1. ¹School of Pharmaceutical Sciences, University of Geneva, Geneva, Switzerland
2. ²Centre Pharmapeptides, Parc d'affaires International, Archamps, France
3. ³The School of Pharmacy, University of London, London, UK
4. ⁴Department of Pharmacy and Pharmacology, University of Bath, Claverton Down, Bath, UK

Correspondence: Dr Richard H. Guy, Department of Pharmacy and Pharmacology, University of Bath, Claverton Down, Bath, BA2 7AY, UK. E-mail: r.h.guy@bath.ac.uk

Received 28 February 2006; Revised 15 May 2006; Accepted 22 May 2006; Published online 20 July 2006.

Abstract

The goal was to compare ibuprofen transport into and through skin in vivo in man and in vitro (across silicone membranes and freshly excised pig skin) from four marketed formulations.

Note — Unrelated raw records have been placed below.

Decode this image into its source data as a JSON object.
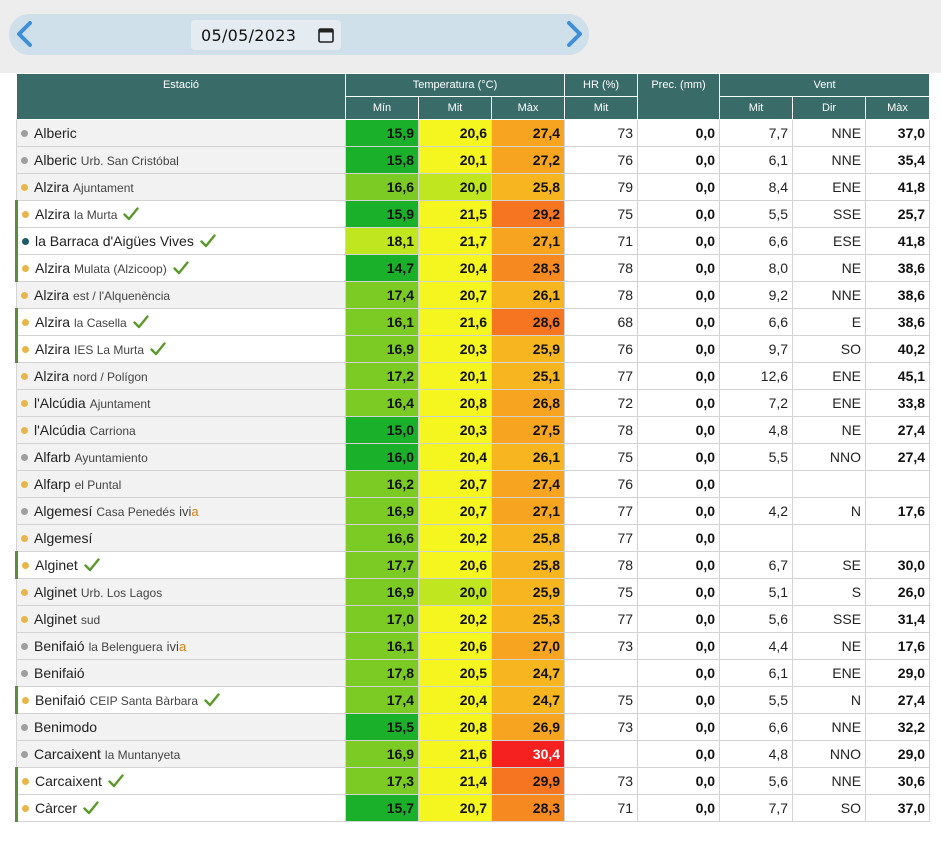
{
  "nav": {
    "date": "05/05/2023",
    "prev_icon": "chevron-left-icon",
    "next_icon": "chevron-right-icon",
    "calendar_icon": "calendar-icon"
  },
  "headers": {
    "station": "Estació",
    "temp": "Temperatura (°C)",
    "hr": "HR (%)",
    "prec": "Prec. (mm)",
    "wind": "Vent",
    "min": "Mín",
    "mit": "Mit",
    "max": "Màx",
    "hr_mit": "Mit",
    "wind_mit": "Mit",
    "wind_dir": "Dir",
    "wind_max": "Màx"
  },
  "colors": {
    "header": "#396b69",
    "check": "#5a9a2a",
    "dot_gray": "#9e9e9e",
    "dot_yellow": "#e9b54a",
    "dot_teal": "#1d5a63"
  },
  "rows": [
    {
      "name": "Alberic",
      "sub": "",
      "ivi": false,
      "check": false,
      "dot": "gray",
      "bar": false,
      "min": "15,9",
      "mit": "20,6",
      "max": "27,4",
      "hr": "73",
      "prec": "0,0",
      "wmit": "7,7",
      "dir": "NNE",
      "wmax": "37,0",
      "cmin": "#1bb02a",
      "cmit": "#f5f51f",
      "cmax": "#f7a520"
    },
    {
      "name": "Alberic",
      "sub": "Urb. San Cristóbal",
      "ivi": false,
      "check": false,
      "dot": "gray",
      "bar": false,
      "min": "15,8",
      "mit": "20,1",
      "max": "27,2",
      "hr": "76",
      "prec": "0,0",
      "wmit": "6,1",
      "dir": "NNE",
      "wmax": "35,4",
      "cmin": "#1bb02a",
      "cmit": "#f5f51f",
      "cmax": "#f7a520"
    },
    {
      "name": "Alzira",
      "sub": "Ajuntament",
      "ivi": false,
      "check": false,
      "dot": "yellow",
      "bar": false,
      "min": "16,6",
      "mit": "20,0",
      "max": "25,8",
      "hr": "79",
      "prec": "0,0",
      "wmit": "8,4",
      "dir": "ENE",
      "wmax": "41,8",
      "cmin": "#7ccb25",
      "cmit": "#bfe61e",
      "cmax": "#f7b520"
    },
    {
      "name": "Alzira",
      "sub": "la Murta",
      "ivi": false,
      "check": true,
      "dot": "yellow",
      "bar": true,
      "min": "15,9",
      "mit": "21,5",
      "max": "29,2",
      "hr": "75",
      "prec": "0,0",
      "wmit": "5,5",
      "dir": "SSE",
      "wmax": "25,7",
      "cmin": "#1bb02a",
      "cmit": "#f5f51f",
      "cmax": "#f67520"
    },
    {
      "name": "la Barraca d'Aigües Vives",
      "sub": "",
      "ivi": false,
      "check": true,
      "dot": "teal",
      "bar": true,
      "min": "18,1",
      "mit": "21,7",
      "max": "27,1",
      "hr": "71",
      "prec": "0,0",
      "wmit": "6,6",
      "dir": "ESE",
      "wmax": "41,8",
      "cmin": "#bfe61e",
      "cmit": "#f5f51f",
      "cmax": "#f7a520"
    },
    {
      "name": "Alzira",
      "sub": "Mulata (Alzicoop)",
      "ivi": false,
      "check": true,
      "dot": "yellow",
      "bar": true,
      "min": "14,7",
      "mit": "20,4",
      "max": "28,3",
      "hr": "78",
      "prec": "0,0",
      "wmit": "8,0",
      "dir": "NE",
      "wmax": "38,6",
      "cmin": "#1bb02a",
      "cmit": "#f5f51f",
      "cmax": "#f68a20"
    },
    {
      "name": "Alzira",
      "sub": "est / l'Alquenència",
      "ivi": false,
      "check": false,
      "dot": "yellow",
      "bar": false,
      "min": "17,4",
      "mit": "20,7",
      "max": "26,1",
      "hr": "78",
      "prec": "0,0",
      "wmit": "9,2",
      "dir": "NNE",
      "wmax": "38,6",
      "cmin": "#7ccb25",
      "cmit": "#f5f51f",
      "cmax": "#f7b520"
    },
    {
      "name": "Alzira",
      "sub": "la Casella",
      "ivi": false,
      "check": true,
      "dot": "yellow",
      "bar": true,
      "min": "16,1",
      "mit": "21,6",
      "max": "28,6",
      "hr": "68",
      "prec": "0,0",
      "wmit": "6,6",
      "dir": "E",
      "wmax": "38,6",
      "cmin": "#7ccb25",
      "cmit": "#f5f51f",
      "cmax": "#f67520"
    },
    {
      "name": "Alzira",
      "sub": "IES La Murta",
      "ivi": false,
      "check": true,
      "dot": "yellow",
      "bar": true,
      "min": "16,9",
      "mit": "20,3",
      "max": "25,9",
      "hr": "76",
      "prec": "0,0",
      "wmit": "9,7",
      "dir": "SO",
      "wmax": "40,2",
      "cmin": "#7ccb25",
      "cmit": "#f5f51f",
      "cmax": "#f7b520"
    },
    {
      "name": "Alzira",
      "sub": "nord / Polígon",
      "ivi": false,
      "check": false,
      "dot": "yellow",
      "bar": false,
      "min": "17,2",
      "mit": "20,1",
      "max": "25,1",
      "hr": "77",
      "prec": "0,0",
      "wmit": "12,6",
      "dir": "ENE",
      "wmax": "45,1",
      "cmin": "#7ccb25",
      "cmit": "#f5f51f",
      "cmax": "#f7b520"
    },
    {
      "name": "l'Alcúdia",
      "sub": "Ajuntament",
      "ivi": false,
      "check": false,
      "dot": "yellow",
      "bar": false,
      "min": "16,4",
      "mit": "20,8",
      "max": "26,8",
      "hr": "72",
      "prec": "0,0",
      "wmit": "7,2",
      "dir": "ENE",
      "wmax": "33,8",
      "cmin": "#7ccb25",
      "cmit": "#f5f51f",
      "cmax": "#f7a520"
    },
    {
      "name": "l'Alcúdia",
      "sub": "Carriona",
      "ivi": false,
      "check": false,
      "dot": "yellow",
      "bar": false,
      "min": "15,0",
      "mit": "20,3",
      "max": "27,5",
      "hr": "78",
      "prec": "0,0",
      "wmit": "4,8",
      "dir": "NE",
      "wmax": "27,4",
      "cmin": "#1bb02a",
      "cmit": "#f5f51f",
      "cmax": "#f7a520"
    },
    {
      "name": "Alfarb",
      "sub": "Ayuntamiento",
      "ivi": false,
      "check": false,
      "dot": "gray",
      "bar": false,
      "min": "16,0",
      "mit": "20,4",
      "max": "26,1",
      "hr": "75",
      "prec": "0,0",
      "wmit": "5,5",
      "dir": "NNO",
      "wmax": "27,4",
      "cmin": "#1bb02a",
      "cmit": "#f5f51f",
      "cmax": "#f7b520"
    },
    {
      "name": "Alfarp",
      "sub": "el Puntal",
      "ivi": false,
      "check": false,
      "dot": "yellow",
      "bar": false,
      "min": "16,2",
      "mit": "20,7",
      "max": "27,4",
      "hr": "76",
      "prec": "0,0",
      "wmit": "",
      "dir": "",
      "wmax": "",
      "cmin": "#7ccb25",
      "cmit": "#f5f51f",
      "cmax": "#f7a520"
    },
    {
      "name": "Algemesí",
      "sub": "Casa Penedés",
      "ivi": true,
      "check": false,
      "dot": "gray",
      "bar": false,
      "min": "16,9",
      "mit": "20,7",
      "max": "27,1",
      "hr": "77",
      "prec": "0,0",
      "wmit": "4,2",
      "dir": "N",
      "wmax": "17,6",
      "cmin": "#7ccb25",
      "cmit": "#f5f51f",
      "cmax": "#f7a520"
    },
    {
      "name": "Algemesí",
      "sub": "",
      "ivi": false,
      "check": false,
      "dot": "yellow",
      "bar": false,
      "min": "16,6",
      "mit": "20,2",
      "max": "25,8",
      "hr": "77",
      "prec": "0,0",
      "wmit": "",
      "dir": "",
      "wmax": "",
      "cmin": "#7ccb25",
      "cmit": "#f5f51f",
      "cmax": "#f7b520"
    },
    {
      "name": "Alginet",
      "sub": "",
      "ivi": false,
      "check": true,
      "dot": "yellow",
      "bar": true,
      "min": "17,7",
      "mit": "20,6",
      "max": "25,8",
      "hr": "78",
      "prec": "0,0",
      "wmit": "6,7",
      "dir": "SE",
      "wmax": "30,0",
      "cmin": "#7ccb25",
      "cmit": "#f5f51f",
      "cmax": "#f7b520"
    },
    {
      "name": "Alginet",
      "sub": "Urb. Los Lagos",
      "ivi": false,
      "check": false,
      "dot": "yellow",
      "bar": false,
      "min": "16,9",
      "mit": "20,0",
      "max": "25,9",
      "hr": "75",
      "prec": "0,0",
      "wmit": "5,1",
      "dir": "S",
      "wmax": "26,0",
      "cmin": "#7ccb25",
      "cmit": "#bfe61e",
      "cmax": "#f7b520"
    },
    {
      "name": "Alginet",
      "sub": "sud",
      "ivi": false,
      "check": false,
      "dot": "yellow",
      "bar": false,
      "min": "17,0",
      "mit": "20,2",
      "max": "25,3",
      "hr": "77",
      "prec": "0,0",
      "wmit": "5,6",
      "dir": "SSE",
      "wmax": "31,4",
      "cmin": "#7ccb25",
      "cmit": "#f5f51f",
      "cmax": "#f7b520"
    },
    {
      "name": "Benifaió",
      "sub": "la Belenguera",
      "ivi": true,
      "check": false,
      "dot": "gray",
      "bar": false,
      "min": "16,1",
      "mit": "20,6",
      "max": "27,0",
      "hr": "73",
      "prec": "0,0",
      "wmit": "4,4",
      "dir": "NE",
      "wmax": "17,6",
      "cmin": "#7ccb25",
      "cmit": "#f5f51f",
      "cmax": "#f7a520"
    },
    {
      "name": "Benifaió",
      "sub": "",
      "ivi": false,
      "check": false,
      "dot": "gray",
      "bar": false,
      "min": "17,8",
      "mit": "20,5",
      "max": "24,7",
      "hr": "",
      "prec": "0,0",
      "wmit": "6,1",
      "dir": "ENE",
      "wmax": "29,0",
      "cmin": "#7ccb25",
      "cmit": "#f5f51f",
      "cmax": "#f7b520"
    },
    {
      "name": "Benifaió",
      "sub": "CEIP Santa Bàrbara",
      "ivi": false,
      "check": true,
      "dot": "yellow",
      "bar": true,
      "min": "17,4",
      "mit": "20,4",
      "max": "24,7",
      "hr": "75",
      "prec": "0,0",
      "wmit": "5,5",
      "dir": "N",
      "wmax": "27,4",
      "cmin": "#7ccb25",
      "cmit": "#f5f51f",
      "cmax": "#f7b520"
    },
    {
      "name": "Benimodo",
      "sub": "",
      "ivi": false,
      "check": false,
      "dot": "gray",
      "bar": false,
      "min": "15,5",
      "mit": "20,8",
      "max": "26,9",
      "hr": "73",
      "prec": "0,0",
      "wmit": "6,6",
      "dir": "NNE",
      "wmax": "32,2",
      "cmin": "#1bb02a",
      "cmit": "#f5f51f",
      "cmax": "#f7a520"
    },
    {
      "name": "Carcaixent",
      "sub": "la Muntanyeta",
      "ivi": false,
      "check": false,
      "dot": "gray",
      "bar": false,
      "min": "16,9",
      "mit": "21,6",
      "max": "30,4",
      "hr": "",
      "prec": "0,0",
      "wmit": "4,8",
      "dir": "NNO",
      "wmax": "29,0",
      "cmin": "#7ccb25",
      "cmit": "#f5f51f",
      "cmax": "#f52020",
      "hot": true
    },
    {
      "name": "Carcaixent",
      "sub": "",
      "ivi": false,
      "check": true,
      "dot": "yellow",
      "bar": true,
      "min": "17,3",
      "mit": "21,4",
      "max": "29,9",
      "hr": "73",
      "prec": "0,0",
      "wmit": "5,6",
      "dir": "NNE",
      "wmax": "30,6",
      "cmin": "#7ccb25",
      "cmit": "#f5f51f",
      "cmax": "#f67520"
    },
    {
      "name": "Càrcer",
      "sub": "",
      "ivi": false,
      "check": true,
      "dot": "yellow",
      "bar": true,
      "min": "15,7",
      "mit": "20,7",
      "max": "28,3",
      "hr": "71",
      "prec": "0,0",
      "wmit": "7,7",
      "dir": "SO",
      "wmax": "37,0",
      "cmin": "#1bb02a",
      "cmit": "#f5f51f",
      "cmax": "#f68a20"
    }
  ]
}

Ibuprofen gels were administered in vivo for 30 minutes. The stratum corneum (SC) at the application site was then tape-stripped, quantified gravimetrically, and extracted for drug analysis. Together with concomitant transepidermal water loss measurements, SC drug concentration-depth profiles were reproducibly determined and fitted mathematically to obtain a partition coefficient, a first-order rate constant related to ibuprofen diffusivity, and the total drug amount in the SC at the end of the application. All derived parameters were consistent across formulations. Ibuprofen permeation data through both silicone membrane and pig ear skin were also fitted to yield partitioning and diffusion parameters. The former revealed that ibuprofen partitioned differently from the gels into this model barrier. Across pig skin, however, better correlation with in vivo results was found. The dermatopharmacokinetic approach, using SC tape-stripping, offers a valid method to assess equivalency between topical drug formulations. In vitro experiments must be extrapolated cautiously to the clinic, especially when complex interactions between real formulations, which deliver both drug and excipients, and the skin occur.